Lid 3 geeft aan wat er tenminste (in de vorm van een schriftelijke overeenkomst) geregeld moet worden tussen gemeente en werkgever.
Met de no-riskpolis zijn werkgevers die iemand uit de doelgroep aannemen gevrijwaard van de verplichting om loon door te betalen bij ziekte. De ervaring leert dat werkgevers hechten aan een no-riskpolis bij het in dienst nemen van werknemers uit deze doelgroep. Het succes van de no-risk polis schuilt er ook in dat deze snel na de ziekmelding wordt verwerkt. UWV voert de no-riskpolis namens de gemeenten uit.
Het college vordert onverschuldigd betaalde subsidiebedragen terug op grond van artikel 4:57 Awb. Dit artikel uit de Algemene wet bestuursrecht behelst een “kan” bepaling waardoor het noodzakelijk is in deze beleidsregels vast te leggen dat het college van de bevoegdheid tot terugvordering gebruik maakt.
Het instrument loonkostensubsidie kan, zo nodig, onbeperkt worden ingezet. Voor diegenen met een blijvende loonwaarde die lager is dan het wettelijk minimum loon, is loonkostensubsidie een structureel instrument gericht op duurzame arbeidsparticipatie.

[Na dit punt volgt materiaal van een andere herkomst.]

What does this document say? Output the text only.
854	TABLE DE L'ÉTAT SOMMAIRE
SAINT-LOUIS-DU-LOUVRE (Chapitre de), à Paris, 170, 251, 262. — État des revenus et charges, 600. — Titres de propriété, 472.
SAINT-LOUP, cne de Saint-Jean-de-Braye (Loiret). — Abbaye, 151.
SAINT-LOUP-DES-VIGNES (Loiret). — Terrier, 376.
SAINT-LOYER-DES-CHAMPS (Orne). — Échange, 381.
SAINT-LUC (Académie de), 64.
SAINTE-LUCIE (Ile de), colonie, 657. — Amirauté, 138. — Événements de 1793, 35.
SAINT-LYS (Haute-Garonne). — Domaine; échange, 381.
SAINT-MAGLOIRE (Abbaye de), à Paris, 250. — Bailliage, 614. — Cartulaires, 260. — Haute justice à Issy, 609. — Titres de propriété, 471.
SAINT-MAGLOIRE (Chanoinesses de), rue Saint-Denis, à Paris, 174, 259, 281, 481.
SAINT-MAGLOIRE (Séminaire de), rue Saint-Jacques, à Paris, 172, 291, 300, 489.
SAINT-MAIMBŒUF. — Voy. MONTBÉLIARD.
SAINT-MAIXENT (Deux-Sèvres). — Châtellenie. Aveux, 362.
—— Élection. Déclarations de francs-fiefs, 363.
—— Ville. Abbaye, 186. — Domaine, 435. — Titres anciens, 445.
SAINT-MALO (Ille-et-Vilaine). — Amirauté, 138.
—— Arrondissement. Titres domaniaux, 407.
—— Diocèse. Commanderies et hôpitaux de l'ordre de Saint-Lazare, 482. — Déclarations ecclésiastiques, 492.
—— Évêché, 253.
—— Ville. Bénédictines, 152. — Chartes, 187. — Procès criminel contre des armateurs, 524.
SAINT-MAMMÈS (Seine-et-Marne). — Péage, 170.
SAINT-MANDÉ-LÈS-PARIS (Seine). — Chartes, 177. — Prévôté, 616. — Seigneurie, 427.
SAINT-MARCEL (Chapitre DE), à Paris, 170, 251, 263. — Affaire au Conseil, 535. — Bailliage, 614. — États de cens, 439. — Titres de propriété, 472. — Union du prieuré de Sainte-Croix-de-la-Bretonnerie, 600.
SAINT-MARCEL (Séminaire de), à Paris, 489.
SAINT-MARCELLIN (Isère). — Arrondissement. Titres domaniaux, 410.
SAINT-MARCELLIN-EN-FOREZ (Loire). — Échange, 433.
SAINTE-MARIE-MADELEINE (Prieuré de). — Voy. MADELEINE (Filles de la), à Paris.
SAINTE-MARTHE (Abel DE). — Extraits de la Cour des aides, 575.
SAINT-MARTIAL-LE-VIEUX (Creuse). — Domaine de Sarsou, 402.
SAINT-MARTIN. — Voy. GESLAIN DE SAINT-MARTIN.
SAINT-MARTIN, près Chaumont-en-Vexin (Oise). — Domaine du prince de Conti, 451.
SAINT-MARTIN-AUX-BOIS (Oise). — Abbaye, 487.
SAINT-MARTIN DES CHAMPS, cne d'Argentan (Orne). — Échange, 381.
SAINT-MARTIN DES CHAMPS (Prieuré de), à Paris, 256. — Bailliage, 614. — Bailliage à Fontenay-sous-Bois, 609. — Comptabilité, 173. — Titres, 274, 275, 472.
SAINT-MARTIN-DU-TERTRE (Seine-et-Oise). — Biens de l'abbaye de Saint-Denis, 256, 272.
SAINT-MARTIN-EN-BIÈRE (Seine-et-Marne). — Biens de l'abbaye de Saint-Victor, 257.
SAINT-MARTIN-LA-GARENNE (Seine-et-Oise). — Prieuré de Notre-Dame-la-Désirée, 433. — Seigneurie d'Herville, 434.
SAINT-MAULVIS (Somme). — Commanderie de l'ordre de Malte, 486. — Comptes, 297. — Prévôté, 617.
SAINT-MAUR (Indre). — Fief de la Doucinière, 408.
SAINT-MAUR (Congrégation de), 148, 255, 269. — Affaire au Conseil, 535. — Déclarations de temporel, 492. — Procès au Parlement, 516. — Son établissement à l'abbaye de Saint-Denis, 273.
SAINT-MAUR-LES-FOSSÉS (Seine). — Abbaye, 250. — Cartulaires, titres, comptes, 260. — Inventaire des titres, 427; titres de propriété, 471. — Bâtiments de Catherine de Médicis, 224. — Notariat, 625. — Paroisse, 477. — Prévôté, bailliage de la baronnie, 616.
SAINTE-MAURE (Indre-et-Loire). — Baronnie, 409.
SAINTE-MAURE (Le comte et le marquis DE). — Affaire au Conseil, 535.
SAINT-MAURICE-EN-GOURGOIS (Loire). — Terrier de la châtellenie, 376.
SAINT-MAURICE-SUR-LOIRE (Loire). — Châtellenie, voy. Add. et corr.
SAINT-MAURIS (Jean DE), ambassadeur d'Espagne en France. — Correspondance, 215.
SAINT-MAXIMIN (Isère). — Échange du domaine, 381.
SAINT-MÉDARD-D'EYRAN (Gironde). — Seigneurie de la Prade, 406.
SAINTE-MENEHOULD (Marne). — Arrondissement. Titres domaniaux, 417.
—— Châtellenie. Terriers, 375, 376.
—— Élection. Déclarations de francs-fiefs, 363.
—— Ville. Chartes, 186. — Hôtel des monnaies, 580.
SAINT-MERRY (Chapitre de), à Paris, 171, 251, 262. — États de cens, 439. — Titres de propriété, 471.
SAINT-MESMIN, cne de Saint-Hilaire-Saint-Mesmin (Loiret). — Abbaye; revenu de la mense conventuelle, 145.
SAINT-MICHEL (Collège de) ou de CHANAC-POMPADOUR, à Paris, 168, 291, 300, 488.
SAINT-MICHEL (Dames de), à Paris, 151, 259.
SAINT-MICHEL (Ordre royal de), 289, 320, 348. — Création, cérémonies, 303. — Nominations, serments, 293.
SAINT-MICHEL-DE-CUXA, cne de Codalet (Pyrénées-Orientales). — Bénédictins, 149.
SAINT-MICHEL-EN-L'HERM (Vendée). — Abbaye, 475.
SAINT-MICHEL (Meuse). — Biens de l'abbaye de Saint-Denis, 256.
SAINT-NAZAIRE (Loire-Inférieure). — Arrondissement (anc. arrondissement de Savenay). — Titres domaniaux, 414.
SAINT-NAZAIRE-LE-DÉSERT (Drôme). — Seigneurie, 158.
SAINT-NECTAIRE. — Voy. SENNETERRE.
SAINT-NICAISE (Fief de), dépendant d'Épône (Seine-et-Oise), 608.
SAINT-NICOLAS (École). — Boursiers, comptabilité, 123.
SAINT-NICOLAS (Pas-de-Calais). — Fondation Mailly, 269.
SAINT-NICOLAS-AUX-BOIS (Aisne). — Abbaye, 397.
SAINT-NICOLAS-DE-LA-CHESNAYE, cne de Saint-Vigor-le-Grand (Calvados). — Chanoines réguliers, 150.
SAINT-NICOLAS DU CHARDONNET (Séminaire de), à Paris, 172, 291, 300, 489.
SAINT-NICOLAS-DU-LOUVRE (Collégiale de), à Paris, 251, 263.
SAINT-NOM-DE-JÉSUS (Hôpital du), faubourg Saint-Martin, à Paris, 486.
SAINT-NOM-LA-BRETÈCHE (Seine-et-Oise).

Het college stelt jaarlijks vast of een persoon die werkt in een dienstbetrekking met
loonkostensubsidie nog tot de doelgroep loonkostensubsidie behoort. Verder stelt het college jaarlijks vast wat de hoogte van de loonwaarde en de loonkostensubsidie is. Zo wordt de ontwikkeling van (de loonwaarde van) de medewerker gemonitord. In het ideale geval groeit een werknemer immers door totdat hij het WML kan verdienen.
Indien de loonkostensubsidie wordt toegepast bij iemand, die gebruik maakt van de voorziening Beschut Werk( voor zover uiteraard voor de inzet daarvan wordt gekozen), kan de loonwaarde en loonkostensubsidie eenmaal per drie jaar worden vastgesteld.
Als bij herindicatie blijkt dat een persoon niet langer tot de doelgroep loonkostensubsidie behoort, wordt de beschikking loonkostensubsidie ingetrokken. Als bij herindicatie blijkt dat de loonwaarde van de persoon behorende tot de doelgroep loonkostensubsidie is gewijzigd, wordt de hoogte van de loonkostensubsidie aangepast.